15. The method for maximising the security of distributing intellectual property products as in claim 14 wherein the use of said products on any said User Means comprises the installation of said products on any said User Means.

16. The method for maximising the security of distributing intellectual property products as in claim 14 wherein the use of said products on any said User Means comprises the application of said products on any said User Means.

17. The method for maximising the security of distributing intellectual property products as in claim 14 wherein the use of said products on any said User Means comprises the activation of the use of said products on any said User Means.

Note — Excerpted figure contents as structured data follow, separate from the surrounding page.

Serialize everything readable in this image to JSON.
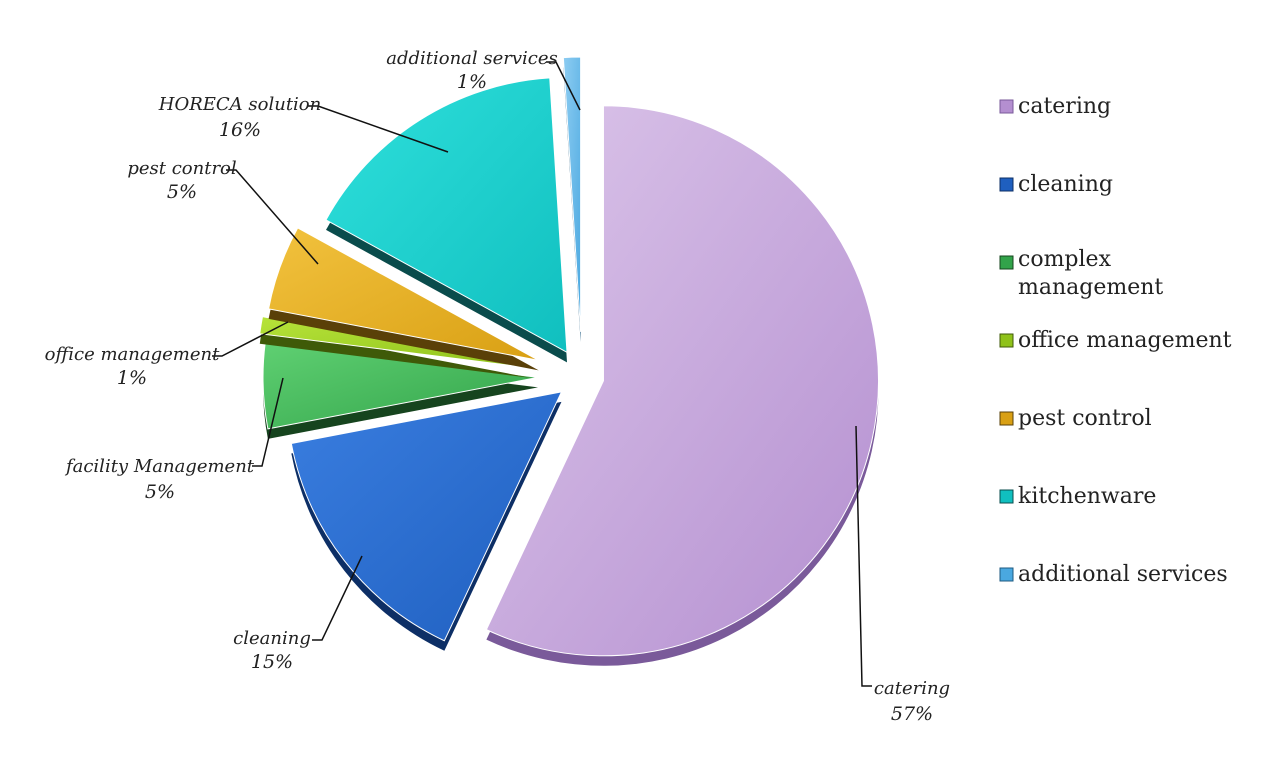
{
  "chart_data": {
    "type": "pie",
    "title": "",
    "slices": [
      {
        "name": "catering",
        "label": "catering",
        "value": 57,
        "value_label": "57%",
        "color": "#b48fd0",
        "dark": "#7a5a9a",
        "light": "#dcc6ea"
      },
      {
        "name": "cleaning",
        "label": "cleaning",
        "value": 15,
        "value_label": "15%",
        "color": "#1f5fbf",
        "dark": "#0d2f66",
        "light": "#3a7ee0"
      },
      {
        "name": "complex management",
        "label": "facility Management",
        "value": 5,
        "value_label": "5%",
        "color": "#32a34a",
        "dark": "#16441e",
        "light": "#5fd072"
      },
      {
        "name": "office management",
        "label": "office management",
        "value": 1,
        "value_label": "1%",
        "color": "#8fc21a",
        "dark": "#3f5a08",
        "light": "#b7e33a"
      },
      {
        "name": "pest control",
        "label": "pest control",
        "value": 5,
        "value_label": "5%",
        "color": "#d9a014",
        "dark": "#5a4008",
        "light": "#f2c23e"
      },
      {
        "name": "kitchenware",
        "label": "HORECA solution",
        "value": 16,
        "value_label": "16%",
        "color": "#10bfbf",
        "dark": "#0a4c4c",
        "light": "#2fe0dc"
      },
      {
        "name": "additional services",
        "label": "additional services",
        "value": 1,
        "value_label": "1%",
        "color": "#4aa8e0",
        "dark": "#1d5a80",
        "light": "#8ecdf2"
      }
    ],
    "legend": {
      "position": "right",
      "entries": [
        "catering",
        "cleaning",
        "complex management",
        "office management",
        "pest control",
        "kitchenware",
        "additional services"
      ]
    }
  }
}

18. The method for maximising the security of distributing intellectual property products as in claim 14 wherein said UMID is changeable without requiring said Dealer Means to regenerate a LicenCODE, said changed UMID being associated uniquely with a different matched pair for allowing the regeneration of said LicenCODE and Checkcode in altering the identity of said User Means.

19. The method for maximising the security of distributing intellectual property products as in claim 14 wherein UMID is changeable to disable abandoned matched pair or abandoned UMID Means or UMIDcard to prevent unauthorised duplication thereof.

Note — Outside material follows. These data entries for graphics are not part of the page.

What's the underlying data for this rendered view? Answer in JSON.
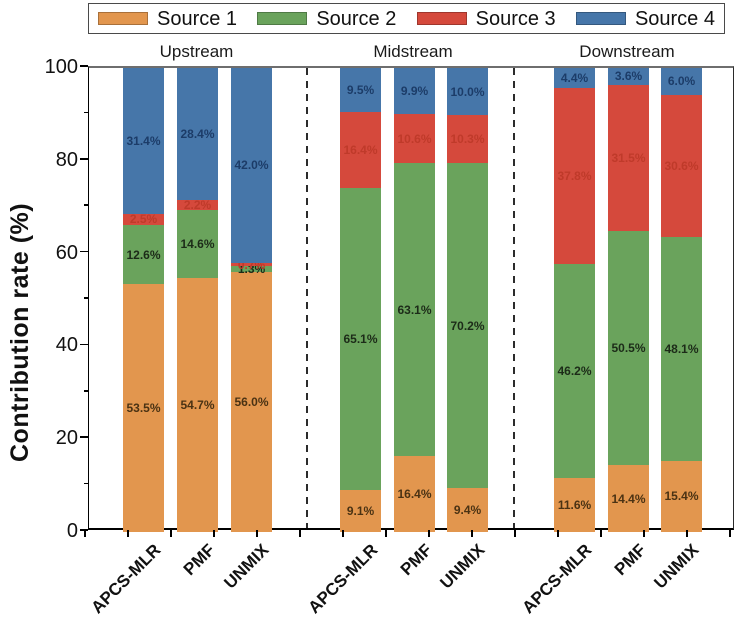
{
  "chart_data": {
    "type": "bar",
    "stacked": true,
    "ylabel": "Contribution rate (%)",
    "ylim": [
      0,
      100
    ],
    "yticks_major": [
      0,
      20,
      40,
      60,
      80,
      100
    ],
    "yticks_minor": [
      10,
      30,
      50,
      70,
      90
    ],
    "grid": false,
    "legend_position": "top",
    "series_names": [
      "Source 1",
      "Source 2",
      "Source 3",
      "Source 4"
    ],
    "series_colors": [
      "#e2964e",
      "#6aa35c",
      "#d5493c",
      "#4676a9"
    ],
    "value_label_colors": [
      "#4a3213",
      "#1c2b18",
      "#bf3a2a",
      "#1c3c68"
    ],
    "groups": [
      {
        "label": "Upstream",
        "bars": [
          {
            "category": "APCS-MLR",
            "values": [
              53.5,
              12.6,
              2.5,
              31.4
            ]
          },
          {
            "category": "PMF",
            "values": [
              54.7,
              14.6,
              2.2,
              28.4
            ]
          },
          {
            "category": "UNMIX",
            "values": [
              56.0,
              1.3,
              0.7,
              42.0
            ]
          }
        ]
      },
      {
        "label": "Midstream",
        "bars": [
          {
            "category": "APCS-MLR",
            "values": [
              9.1,
              65.1,
              16.4,
              9.5
            ]
          },
          {
            "category": "PMF",
            "values": [
              16.4,
              63.1,
              10.6,
              9.9
            ]
          },
          {
            "category": "UNMIX",
            "values": [
              9.4,
              70.2,
              10.3,
              10.0
            ]
          }
        ]
      },
      {
        "label": "Downstream",
        "bars": [
          {
            "category": "APCS-MLR",
            "values": [
              11.6,
              46.2,
              37.8,
              4.4
            ]
          },
          {
            "category": "PMF",
            "values": [
              14.4,
              50.5,
              31.5,
              3.6
            ]
          },
          {
            "category": "UNMIX",
            "values": [
              15.4,
              48.1,
              30.6,
              6.0
            ]
          }
        ]
      }
    ]
  }
}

20. The method for maximizing the security of distributing intellectual property products as in claim 14 wherein said channel comprises a wireless boardcasting network for audio and video signals.

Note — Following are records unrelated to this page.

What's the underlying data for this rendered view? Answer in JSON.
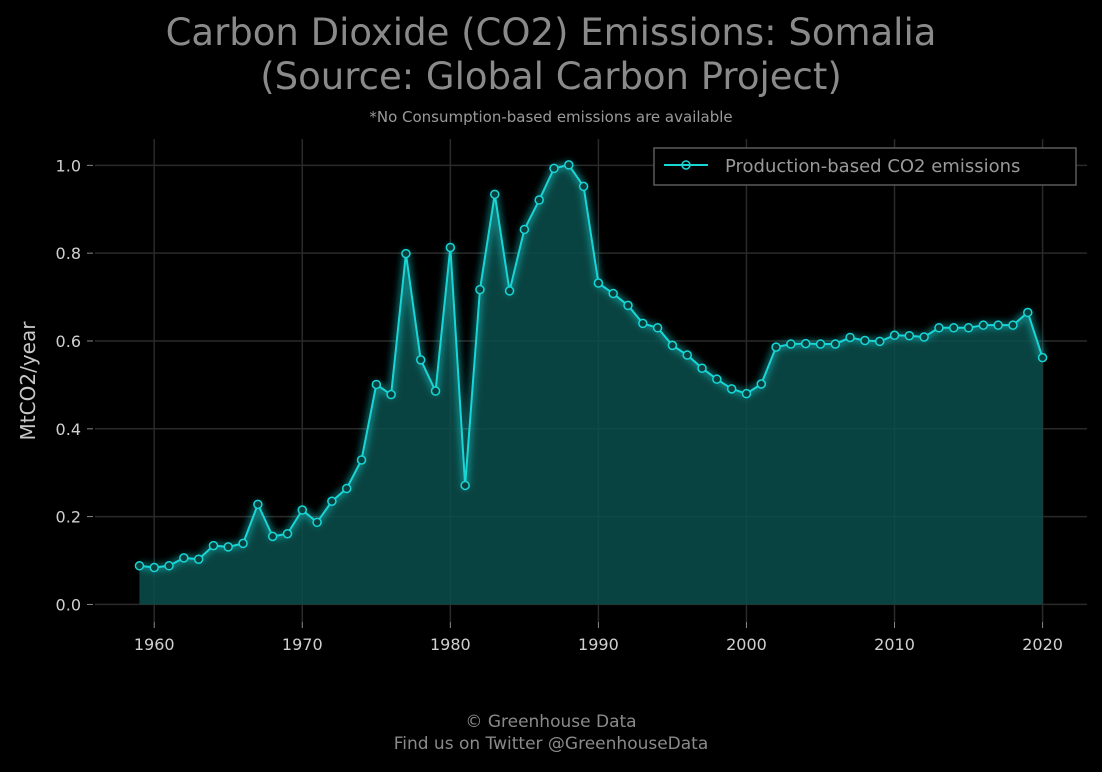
{
  "chart_data": {
    "type": "area",
    "title": "Carbon Dioxide (CO2) Emissions: Somalia",
    "title_line2": "(Source: Global Carbon Project)",
    "subtitle": "*No Consumption-based emissions are available",
    "xlabel": "",
    "ylabel": "MtCO2/year",
    "xlim": [
      1956,
      2023
    ],
    "ylim": [
      -0.04,
      1.06
    ],
    "x_ticks": [
      "1960",
      "1970",
      "1980",
      "1990",
      "2000",
      "2010",
      "2020"
    ],
    "y_ticks": [
      "0.0",
      "0.2",
      "0.4",
      "0.6",
      "0.8",
      "1.0"
    ],
    "grid": true,
    "legend_position": "top-right",
    "series": [
      {
        "name": "Production-based CO2 emissions",
        "color": "#18d6d6",
        "fill_color": "#0a4f4c",
        "x": [
          1959,
          1960,
          1961,
          1962,
          1963,
          1964,
          1965,
          1966,
          1967,
          1968,
          1969,
          1970,
          1971,
          1972,
          1973,
          1974,
          1975,
          1976,
          1977,
          1978,
          1979,
          1980,
          1981,
          1982,
          1983,
          1984,
          1985,
          1986,
          1987,
          1988,
          1989,
          1990,
          1991,
          1992,
          1993,
          1994,
          1995,
          1996,
          1997,
          1998,
          1999,
          2000,
          2001,
          2002,
          2003,
          2004,
          2005,
          2006,
          2007,
          2008,
          2009,
          2010,
          2011,
          2012,
          2013,
          2014,
          2015,
          2016,
          2017,
          2018,
          2019,
          2020
        ],
        "values": [
          0.088,
          0.084,
          0.088,
          0.106,
          0.103,
          0.134,
          0.131,
          0.139,
          0.228,
          0.155,
          0.161,
          0.215,
          0.187,
          0.235,
          0.264,
          0.329,
          0.501,
          0.478,
          0.799,
          0.557,
          0.486,
          0.813,
          0.271,
          0.717,
          0.934,
          0.714,
          0.854,
          0.921,
          0.993,
          1.001,
          0.952,
          0.732,
          0.708,
          0.681,
          0.64,
          0.63,
          0.59,
          0.568,
          0.538,
          0.513,
          0.491,
          0.48,
          0.502,
          0.586,
          0.593,
          0.594,
          0.593,
          0.593,
          0.608,
          0.601,
          0.599,
          0.613,
          0.612,
          0.609,
          0.63,
          0.63,
          0.63,
          0.636,
          0.636,
          0.636,
          0.665,
          0.562
        ]
      }
    ]
  },
  "footer": {
    "line1": "© Greenhouse Data",
    "line2": "Find us on Twitter @GreenhouseData"
  }
}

21. A method for maximizing the security of distributing intellectual property products as in claim 14 wherein said UMIDcard is a tamper-proof data storage device.

22. A method for maximizing the security of distributing intellectual property products as in claim 14 wherein said UMIDmeans is a tamper-proof data storage device.

23. A method for maximizing the security of distributing intellectual property products as in claim 14 wherein the authentication of said LicenCODE and Checkcode comprises the step of encoding and decoding with a random number RandomNUM.

24. A method for maximizing the security of distributing intellectual property products as in claim 14 wherein the authentication of said LicenCODE and Checkcode comprises the step of encoding and decoding with a predetermined code.

25. A method for maximising the security of distributing intellectual property products in a mass market having at least one User Means and at least one product card ProdCard associated with each said products, said method comprising the steps of:

assigning identification codes ProdTP for each said products and UMID for a matched pair of UMIDmeans and UMIDcard, said matched pair being associated uniquely with each said User Means and for providing backup for said matched pair;

generating by said matched pair a LicenCODE from a combination of ProdTP and UMID respectively, said ProdTP original only from said ProdCard; generating by said User Means a Checkcode from a combination of said ProdTP and UMID; and

controlling the use of said products on any User Means by requiring the authentication of said LicenCODE and said Checkcode,

whereby embedding UMID, ProdTP or LicenCODE in said matched pair and in said ProdCard respectively minimises unauthorised use of said products distributed in a mass market.

26. A method for maximising the security of distributing intellectual property products in a mass market as in claim 25 wherein said UMID is embedded in said ProdCard for associating said ProdCard with said matched pair.